Repair the World recently launched our High Holiday campaign, focused on advancing racial justice and building relationships between communities. There are many different ways to get involved (Learn about the root causes of racial injustice in America. Host or attend a Turn the Tables dinner. Take action in solidarity with our neighbors as a multiracial Jewish community.) – and we encourage you to explore them all.
Meanwhile, we will be introducing you to some of our favorite change makers. First up is Courtney D Sharpe – an inspiring leader in the social and racial justice fields, a friend and collaborator of Repair the World, and a recent graduate from Harvard Graduate School of Design, where she earned a Masters in Urban Planning. Sharpe took a minute to speak with Repair about feeling vulnerable (and then empowered) while hosting a Turn the Tables dinner, and why engaging in social justice work strengthens her Jewish identity.
Tell me about your background with social justice and racial justice-focused work?
Most recently I co-chaired the Black in Design conference at Harvard. The purpose was to bring to the forefront the contributions of people of color in design as well as explore issues on development and equity in communities of color. Lots of people care about these issues, but there had never been a forum dedicated to them, so that was amazing to be a part of.
In the past, I was was a Jeremiah Fellow with Jews United for Justice.

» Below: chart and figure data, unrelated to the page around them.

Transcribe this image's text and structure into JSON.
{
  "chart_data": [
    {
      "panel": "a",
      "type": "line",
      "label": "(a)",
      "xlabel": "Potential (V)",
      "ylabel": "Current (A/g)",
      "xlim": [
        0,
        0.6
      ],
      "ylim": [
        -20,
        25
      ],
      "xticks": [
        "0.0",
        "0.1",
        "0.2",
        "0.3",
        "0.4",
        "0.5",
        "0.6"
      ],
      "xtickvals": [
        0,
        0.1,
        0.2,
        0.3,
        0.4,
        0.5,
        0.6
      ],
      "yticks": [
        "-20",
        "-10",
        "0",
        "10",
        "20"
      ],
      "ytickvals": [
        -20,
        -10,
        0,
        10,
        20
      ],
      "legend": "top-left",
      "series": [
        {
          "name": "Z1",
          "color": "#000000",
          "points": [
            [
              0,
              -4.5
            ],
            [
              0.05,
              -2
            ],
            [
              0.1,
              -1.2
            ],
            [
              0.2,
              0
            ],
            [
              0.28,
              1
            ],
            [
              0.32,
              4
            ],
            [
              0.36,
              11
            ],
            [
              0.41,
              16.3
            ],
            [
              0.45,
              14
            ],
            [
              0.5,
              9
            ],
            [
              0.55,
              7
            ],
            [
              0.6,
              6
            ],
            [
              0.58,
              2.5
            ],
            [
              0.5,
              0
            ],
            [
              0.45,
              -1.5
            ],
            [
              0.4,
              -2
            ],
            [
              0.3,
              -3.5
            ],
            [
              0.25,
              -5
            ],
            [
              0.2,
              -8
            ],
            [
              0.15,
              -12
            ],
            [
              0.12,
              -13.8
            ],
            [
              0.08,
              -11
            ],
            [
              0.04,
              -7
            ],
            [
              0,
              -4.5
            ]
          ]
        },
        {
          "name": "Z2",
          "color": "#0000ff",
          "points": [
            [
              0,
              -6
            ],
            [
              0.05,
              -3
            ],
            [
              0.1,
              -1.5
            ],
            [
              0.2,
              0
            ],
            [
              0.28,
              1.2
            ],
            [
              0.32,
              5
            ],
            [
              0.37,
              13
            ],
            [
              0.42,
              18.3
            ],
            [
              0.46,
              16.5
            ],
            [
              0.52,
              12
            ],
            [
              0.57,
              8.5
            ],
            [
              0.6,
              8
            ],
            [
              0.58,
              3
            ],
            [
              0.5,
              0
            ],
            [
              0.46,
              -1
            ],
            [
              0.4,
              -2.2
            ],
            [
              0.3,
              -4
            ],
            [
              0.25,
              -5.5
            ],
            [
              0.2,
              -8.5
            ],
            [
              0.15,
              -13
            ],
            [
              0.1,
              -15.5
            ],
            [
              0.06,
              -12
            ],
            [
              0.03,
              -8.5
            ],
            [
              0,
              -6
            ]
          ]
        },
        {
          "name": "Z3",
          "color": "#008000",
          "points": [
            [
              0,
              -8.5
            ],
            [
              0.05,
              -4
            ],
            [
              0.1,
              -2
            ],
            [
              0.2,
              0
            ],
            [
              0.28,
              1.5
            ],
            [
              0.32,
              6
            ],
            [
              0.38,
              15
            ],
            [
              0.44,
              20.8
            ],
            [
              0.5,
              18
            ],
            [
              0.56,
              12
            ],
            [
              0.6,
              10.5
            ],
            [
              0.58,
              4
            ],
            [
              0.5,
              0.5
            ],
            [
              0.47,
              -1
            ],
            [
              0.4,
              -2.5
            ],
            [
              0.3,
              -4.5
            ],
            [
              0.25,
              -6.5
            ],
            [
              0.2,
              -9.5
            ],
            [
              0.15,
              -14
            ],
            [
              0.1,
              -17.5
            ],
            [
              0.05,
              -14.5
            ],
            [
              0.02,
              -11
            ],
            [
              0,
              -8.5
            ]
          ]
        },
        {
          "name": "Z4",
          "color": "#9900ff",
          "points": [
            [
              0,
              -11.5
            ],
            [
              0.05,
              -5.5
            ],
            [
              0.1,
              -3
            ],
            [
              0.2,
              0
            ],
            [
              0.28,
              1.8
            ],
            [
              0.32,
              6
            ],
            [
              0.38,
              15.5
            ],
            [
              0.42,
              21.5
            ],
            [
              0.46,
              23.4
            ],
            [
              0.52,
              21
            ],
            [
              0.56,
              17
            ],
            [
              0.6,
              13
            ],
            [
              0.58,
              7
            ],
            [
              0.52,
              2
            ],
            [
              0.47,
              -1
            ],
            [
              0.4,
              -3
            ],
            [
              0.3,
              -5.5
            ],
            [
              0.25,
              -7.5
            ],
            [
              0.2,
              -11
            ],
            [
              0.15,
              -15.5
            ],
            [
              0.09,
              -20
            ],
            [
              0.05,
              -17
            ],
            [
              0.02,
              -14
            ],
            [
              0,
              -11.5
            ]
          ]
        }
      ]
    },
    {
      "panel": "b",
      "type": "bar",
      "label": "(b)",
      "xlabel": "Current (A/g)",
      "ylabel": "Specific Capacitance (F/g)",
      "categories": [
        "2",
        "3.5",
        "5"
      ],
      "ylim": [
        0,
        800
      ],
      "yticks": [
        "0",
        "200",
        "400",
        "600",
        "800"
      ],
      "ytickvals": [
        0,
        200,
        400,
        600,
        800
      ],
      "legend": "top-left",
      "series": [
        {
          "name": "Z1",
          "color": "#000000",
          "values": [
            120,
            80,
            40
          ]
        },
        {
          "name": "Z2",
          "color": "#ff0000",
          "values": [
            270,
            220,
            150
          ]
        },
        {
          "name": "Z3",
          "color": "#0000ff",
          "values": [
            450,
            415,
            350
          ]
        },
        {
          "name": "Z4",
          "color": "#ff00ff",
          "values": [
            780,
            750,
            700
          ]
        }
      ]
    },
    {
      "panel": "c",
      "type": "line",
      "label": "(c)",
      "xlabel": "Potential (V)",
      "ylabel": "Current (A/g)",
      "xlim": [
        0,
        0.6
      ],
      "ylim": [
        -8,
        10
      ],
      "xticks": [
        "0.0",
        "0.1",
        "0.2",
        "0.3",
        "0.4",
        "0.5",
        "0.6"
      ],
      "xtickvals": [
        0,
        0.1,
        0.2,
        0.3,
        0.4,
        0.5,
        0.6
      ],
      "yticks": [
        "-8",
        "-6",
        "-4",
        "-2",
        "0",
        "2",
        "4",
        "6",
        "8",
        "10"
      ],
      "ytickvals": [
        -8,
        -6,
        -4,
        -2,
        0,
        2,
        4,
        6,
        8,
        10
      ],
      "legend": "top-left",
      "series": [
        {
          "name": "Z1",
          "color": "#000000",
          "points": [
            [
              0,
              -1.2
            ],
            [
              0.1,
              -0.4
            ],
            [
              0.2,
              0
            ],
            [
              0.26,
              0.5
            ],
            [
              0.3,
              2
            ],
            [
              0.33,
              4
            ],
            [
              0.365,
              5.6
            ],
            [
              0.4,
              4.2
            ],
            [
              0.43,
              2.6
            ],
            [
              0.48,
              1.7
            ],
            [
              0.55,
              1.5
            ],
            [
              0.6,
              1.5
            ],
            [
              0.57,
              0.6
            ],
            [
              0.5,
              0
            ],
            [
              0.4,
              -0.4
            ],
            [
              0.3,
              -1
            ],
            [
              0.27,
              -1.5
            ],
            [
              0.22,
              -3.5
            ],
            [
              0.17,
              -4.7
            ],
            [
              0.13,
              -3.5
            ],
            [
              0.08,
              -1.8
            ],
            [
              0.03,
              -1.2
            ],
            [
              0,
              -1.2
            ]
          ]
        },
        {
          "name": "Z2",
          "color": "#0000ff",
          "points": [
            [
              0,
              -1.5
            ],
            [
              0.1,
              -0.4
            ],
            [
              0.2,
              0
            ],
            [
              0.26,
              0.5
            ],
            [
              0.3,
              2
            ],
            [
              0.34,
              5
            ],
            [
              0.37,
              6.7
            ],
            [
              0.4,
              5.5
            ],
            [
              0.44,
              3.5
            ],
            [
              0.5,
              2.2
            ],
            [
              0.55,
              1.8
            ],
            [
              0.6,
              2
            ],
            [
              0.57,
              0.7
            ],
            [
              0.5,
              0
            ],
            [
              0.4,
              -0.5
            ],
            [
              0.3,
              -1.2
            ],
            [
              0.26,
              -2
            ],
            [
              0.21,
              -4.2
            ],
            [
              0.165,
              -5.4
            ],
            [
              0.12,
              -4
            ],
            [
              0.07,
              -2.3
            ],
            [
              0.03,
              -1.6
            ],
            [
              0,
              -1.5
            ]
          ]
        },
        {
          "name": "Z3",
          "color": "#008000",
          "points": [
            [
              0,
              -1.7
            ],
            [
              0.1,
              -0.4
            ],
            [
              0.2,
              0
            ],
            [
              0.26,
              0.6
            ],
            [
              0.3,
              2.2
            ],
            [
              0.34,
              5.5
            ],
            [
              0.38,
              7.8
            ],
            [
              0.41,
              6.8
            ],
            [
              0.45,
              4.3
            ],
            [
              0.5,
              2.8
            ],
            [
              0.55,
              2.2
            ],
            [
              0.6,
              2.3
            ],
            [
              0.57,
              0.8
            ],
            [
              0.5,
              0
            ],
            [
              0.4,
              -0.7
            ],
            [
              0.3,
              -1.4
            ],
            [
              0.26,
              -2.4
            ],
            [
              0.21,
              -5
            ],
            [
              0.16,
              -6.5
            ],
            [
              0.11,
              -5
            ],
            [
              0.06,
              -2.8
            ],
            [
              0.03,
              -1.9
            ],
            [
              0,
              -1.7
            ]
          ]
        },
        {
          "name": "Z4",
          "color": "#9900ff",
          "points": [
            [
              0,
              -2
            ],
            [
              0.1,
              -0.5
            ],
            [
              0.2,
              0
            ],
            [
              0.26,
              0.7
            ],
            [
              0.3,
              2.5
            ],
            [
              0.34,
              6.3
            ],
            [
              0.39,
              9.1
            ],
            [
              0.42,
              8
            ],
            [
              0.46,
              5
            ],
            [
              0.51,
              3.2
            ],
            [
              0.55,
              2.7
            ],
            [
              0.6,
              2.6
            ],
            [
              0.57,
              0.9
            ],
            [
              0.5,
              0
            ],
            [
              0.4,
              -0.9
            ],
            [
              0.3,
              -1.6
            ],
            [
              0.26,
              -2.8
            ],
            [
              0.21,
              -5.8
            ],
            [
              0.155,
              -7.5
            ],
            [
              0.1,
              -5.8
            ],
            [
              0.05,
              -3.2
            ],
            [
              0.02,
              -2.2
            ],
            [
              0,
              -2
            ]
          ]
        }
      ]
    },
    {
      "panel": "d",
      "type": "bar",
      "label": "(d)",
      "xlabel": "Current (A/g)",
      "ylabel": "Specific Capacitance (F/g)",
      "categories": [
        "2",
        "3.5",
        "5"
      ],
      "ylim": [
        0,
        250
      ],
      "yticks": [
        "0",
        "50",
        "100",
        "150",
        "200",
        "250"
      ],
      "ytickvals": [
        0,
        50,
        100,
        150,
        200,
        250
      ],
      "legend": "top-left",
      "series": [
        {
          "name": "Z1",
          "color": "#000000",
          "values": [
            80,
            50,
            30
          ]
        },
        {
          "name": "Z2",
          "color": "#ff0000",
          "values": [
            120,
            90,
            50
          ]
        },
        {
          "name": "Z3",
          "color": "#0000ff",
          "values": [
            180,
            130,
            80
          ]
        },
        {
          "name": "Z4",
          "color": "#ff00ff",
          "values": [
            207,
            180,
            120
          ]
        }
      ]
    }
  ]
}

I helped them coordinate an informational campaign that went around to restaurants and urged them to comply with the law that says all employes are entitled to paid sick days. In Chicago I volunteered with the Lakeview Action Coalition as part of a health care task force, and developed a food justice-focused business plan as a PresenTense fellow.
What inspired you to host a Turn the Tables dinner with Repair the World, and what was the experience like?

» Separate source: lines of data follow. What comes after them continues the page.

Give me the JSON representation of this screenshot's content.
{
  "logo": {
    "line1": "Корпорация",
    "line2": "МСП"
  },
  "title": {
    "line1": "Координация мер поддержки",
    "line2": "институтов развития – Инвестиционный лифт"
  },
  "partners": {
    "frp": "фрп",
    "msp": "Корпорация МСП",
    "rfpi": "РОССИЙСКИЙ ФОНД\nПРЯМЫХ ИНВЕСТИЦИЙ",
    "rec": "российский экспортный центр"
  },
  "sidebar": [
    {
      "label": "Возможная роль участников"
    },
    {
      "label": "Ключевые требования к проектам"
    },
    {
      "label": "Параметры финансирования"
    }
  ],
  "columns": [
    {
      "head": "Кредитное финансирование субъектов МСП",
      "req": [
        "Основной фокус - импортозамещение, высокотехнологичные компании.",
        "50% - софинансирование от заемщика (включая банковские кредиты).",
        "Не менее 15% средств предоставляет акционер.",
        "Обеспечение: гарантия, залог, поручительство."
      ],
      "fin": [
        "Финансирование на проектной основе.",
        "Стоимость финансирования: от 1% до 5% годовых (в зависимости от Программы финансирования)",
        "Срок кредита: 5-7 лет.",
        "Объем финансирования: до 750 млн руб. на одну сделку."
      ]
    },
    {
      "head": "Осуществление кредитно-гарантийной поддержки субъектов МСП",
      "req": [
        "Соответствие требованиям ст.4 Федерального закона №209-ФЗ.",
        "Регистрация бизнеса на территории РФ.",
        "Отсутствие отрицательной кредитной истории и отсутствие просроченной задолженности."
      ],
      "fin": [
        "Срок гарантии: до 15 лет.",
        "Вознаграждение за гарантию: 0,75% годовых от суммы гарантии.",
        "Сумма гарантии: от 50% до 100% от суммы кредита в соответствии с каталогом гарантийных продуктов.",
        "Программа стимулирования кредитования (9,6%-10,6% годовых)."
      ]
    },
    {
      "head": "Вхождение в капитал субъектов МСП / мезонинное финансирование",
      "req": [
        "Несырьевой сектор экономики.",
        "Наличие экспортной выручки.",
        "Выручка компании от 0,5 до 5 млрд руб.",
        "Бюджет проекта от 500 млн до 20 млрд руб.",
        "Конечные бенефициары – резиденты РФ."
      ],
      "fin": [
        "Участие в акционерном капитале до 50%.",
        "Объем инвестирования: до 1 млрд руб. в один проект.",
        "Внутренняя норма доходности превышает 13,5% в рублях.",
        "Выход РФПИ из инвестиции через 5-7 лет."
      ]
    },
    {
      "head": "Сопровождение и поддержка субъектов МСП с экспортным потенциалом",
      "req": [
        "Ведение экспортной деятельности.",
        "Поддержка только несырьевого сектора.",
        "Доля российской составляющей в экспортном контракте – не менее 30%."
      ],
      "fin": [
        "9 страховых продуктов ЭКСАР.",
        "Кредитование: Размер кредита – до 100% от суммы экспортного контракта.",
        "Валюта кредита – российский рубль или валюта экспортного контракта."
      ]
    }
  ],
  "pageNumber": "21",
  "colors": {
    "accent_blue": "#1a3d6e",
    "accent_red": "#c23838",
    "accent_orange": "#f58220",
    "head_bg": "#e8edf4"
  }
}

I hosted a dinner in January of 2015. I get all of the Repair the World newsletters and saw that they were offering materials and support to host these dinners. My roommates were on board, and we were an observant household that hosted Shabbat dinners together anyway, so we went for it. In addition to myself and my roommates, 3 other girls attended.
The dinner was really an interesting challenge for me. I’m black, and up until that point had never really initiated a conversation about race with what turned out to be all white people. It was definitely intimidating at first, and I didn’t want it to be me doing most of the talking. But it ended up being a really good conversation. We used the prompt materials provided by Repair which included these little cards that had the last words of people who had been unjustly killed recently written on them. We got into conversations about race and personal experiences, and I felt that it was really good and empowering. It helped me find a voice to speak about race in a more public space.

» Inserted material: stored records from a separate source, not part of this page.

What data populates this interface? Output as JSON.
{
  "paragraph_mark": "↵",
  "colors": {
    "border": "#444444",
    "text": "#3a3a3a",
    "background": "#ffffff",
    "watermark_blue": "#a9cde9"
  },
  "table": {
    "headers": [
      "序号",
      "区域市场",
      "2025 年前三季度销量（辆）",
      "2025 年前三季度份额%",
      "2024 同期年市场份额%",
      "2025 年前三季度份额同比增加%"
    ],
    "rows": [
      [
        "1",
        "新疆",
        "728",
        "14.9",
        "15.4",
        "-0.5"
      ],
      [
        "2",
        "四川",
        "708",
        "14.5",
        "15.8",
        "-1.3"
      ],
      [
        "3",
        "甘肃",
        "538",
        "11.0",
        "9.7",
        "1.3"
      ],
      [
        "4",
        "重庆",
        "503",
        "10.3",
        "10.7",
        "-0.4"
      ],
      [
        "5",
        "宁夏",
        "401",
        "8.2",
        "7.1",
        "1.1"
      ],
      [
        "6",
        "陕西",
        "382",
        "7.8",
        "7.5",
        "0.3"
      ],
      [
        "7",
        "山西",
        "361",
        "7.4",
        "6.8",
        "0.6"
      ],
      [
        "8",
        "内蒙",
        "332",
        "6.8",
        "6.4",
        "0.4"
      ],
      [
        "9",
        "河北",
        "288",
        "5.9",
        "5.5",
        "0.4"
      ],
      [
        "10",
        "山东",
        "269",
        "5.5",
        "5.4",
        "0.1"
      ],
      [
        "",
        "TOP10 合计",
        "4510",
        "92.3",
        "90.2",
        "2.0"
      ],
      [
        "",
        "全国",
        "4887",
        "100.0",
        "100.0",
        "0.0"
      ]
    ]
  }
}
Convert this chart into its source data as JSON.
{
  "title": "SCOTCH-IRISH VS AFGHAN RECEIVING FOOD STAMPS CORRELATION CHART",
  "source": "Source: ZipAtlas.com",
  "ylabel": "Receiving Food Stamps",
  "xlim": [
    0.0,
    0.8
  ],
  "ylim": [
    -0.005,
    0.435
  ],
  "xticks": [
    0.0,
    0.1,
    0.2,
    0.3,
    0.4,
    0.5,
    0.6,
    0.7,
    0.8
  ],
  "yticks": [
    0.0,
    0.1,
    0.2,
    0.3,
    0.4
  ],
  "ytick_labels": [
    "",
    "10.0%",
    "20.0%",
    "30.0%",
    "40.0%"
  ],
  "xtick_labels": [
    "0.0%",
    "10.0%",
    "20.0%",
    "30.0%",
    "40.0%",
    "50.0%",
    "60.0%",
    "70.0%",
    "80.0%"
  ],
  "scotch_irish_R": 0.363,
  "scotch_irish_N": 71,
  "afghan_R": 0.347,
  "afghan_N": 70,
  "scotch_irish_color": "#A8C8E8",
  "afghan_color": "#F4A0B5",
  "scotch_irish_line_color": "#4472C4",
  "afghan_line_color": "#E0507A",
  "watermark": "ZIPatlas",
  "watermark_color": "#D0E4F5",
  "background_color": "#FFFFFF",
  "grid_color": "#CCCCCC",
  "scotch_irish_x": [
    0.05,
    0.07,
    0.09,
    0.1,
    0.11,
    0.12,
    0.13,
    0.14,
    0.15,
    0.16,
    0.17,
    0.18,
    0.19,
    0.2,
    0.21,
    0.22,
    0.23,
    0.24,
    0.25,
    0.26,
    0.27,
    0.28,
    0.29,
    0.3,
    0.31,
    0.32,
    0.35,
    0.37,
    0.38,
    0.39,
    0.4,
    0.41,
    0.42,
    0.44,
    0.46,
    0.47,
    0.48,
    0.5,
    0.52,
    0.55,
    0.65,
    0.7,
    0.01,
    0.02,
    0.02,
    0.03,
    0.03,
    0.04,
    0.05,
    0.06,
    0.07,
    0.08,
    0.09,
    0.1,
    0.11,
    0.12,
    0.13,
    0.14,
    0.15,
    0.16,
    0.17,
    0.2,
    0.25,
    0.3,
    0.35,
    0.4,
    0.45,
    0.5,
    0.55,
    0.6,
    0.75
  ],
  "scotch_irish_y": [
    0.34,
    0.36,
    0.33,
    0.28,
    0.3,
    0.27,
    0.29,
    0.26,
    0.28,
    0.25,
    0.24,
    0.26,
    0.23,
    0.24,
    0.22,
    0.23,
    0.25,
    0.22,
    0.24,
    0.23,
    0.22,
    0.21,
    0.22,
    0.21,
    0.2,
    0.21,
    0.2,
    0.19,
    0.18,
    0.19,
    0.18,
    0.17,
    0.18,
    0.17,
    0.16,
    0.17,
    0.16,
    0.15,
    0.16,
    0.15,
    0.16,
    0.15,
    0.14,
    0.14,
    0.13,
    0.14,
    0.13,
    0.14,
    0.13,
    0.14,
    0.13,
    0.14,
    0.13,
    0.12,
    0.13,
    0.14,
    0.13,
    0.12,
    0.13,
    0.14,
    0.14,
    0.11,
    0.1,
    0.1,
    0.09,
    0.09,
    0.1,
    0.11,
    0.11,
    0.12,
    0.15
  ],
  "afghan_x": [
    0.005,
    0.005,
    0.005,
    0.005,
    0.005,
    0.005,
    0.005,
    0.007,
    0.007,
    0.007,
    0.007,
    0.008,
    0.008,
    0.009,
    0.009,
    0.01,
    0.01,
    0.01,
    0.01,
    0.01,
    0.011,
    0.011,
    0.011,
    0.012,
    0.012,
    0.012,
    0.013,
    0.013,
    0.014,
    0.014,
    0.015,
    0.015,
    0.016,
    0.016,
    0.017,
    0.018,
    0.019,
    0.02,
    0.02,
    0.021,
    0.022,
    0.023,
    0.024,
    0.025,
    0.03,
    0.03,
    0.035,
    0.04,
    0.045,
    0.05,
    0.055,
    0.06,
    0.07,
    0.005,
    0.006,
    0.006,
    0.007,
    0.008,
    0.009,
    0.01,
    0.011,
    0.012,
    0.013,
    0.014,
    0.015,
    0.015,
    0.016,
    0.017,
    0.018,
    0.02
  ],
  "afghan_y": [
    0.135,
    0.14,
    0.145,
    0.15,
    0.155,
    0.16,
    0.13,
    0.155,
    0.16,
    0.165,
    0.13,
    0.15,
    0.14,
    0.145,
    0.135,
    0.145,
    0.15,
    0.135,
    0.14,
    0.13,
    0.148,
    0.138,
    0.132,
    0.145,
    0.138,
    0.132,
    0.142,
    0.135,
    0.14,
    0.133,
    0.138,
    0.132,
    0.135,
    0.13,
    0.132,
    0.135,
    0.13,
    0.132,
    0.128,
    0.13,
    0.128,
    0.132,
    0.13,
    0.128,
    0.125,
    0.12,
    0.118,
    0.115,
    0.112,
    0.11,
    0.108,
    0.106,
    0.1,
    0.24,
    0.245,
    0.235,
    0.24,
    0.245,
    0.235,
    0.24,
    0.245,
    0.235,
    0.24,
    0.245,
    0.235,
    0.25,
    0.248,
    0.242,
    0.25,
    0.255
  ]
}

I know you’re going to be attending the upcoming Facing Race conference in Atlanta as part of the Repair the World delegation. Why did you decide to join the delegation?
It looks like it is going to be an incredible conference. The last couple of years notwithstanding, Americans have not typically been so eager to talk about race in public forums, so that in itself is enticing. I also appreciate that there is going to be a Jewish delegation, and that I, as a Jew of color, was invited to participate. So many people, both Jewish and not, don’t recognize that there are so many Jews of color. So to be able to participate in this conference felt like something I shouldn’t pass up.
What do you think the Jewish community’s role should be in advancing racial justice?
I think it is important that Jews continue to be allies of social justice movements. For me, my most pure expressions of Judaism come from realizing social justice. And for people who are similarly inclined, working across racial lines or economic disparity is aligned with Jewish values. It is who we are.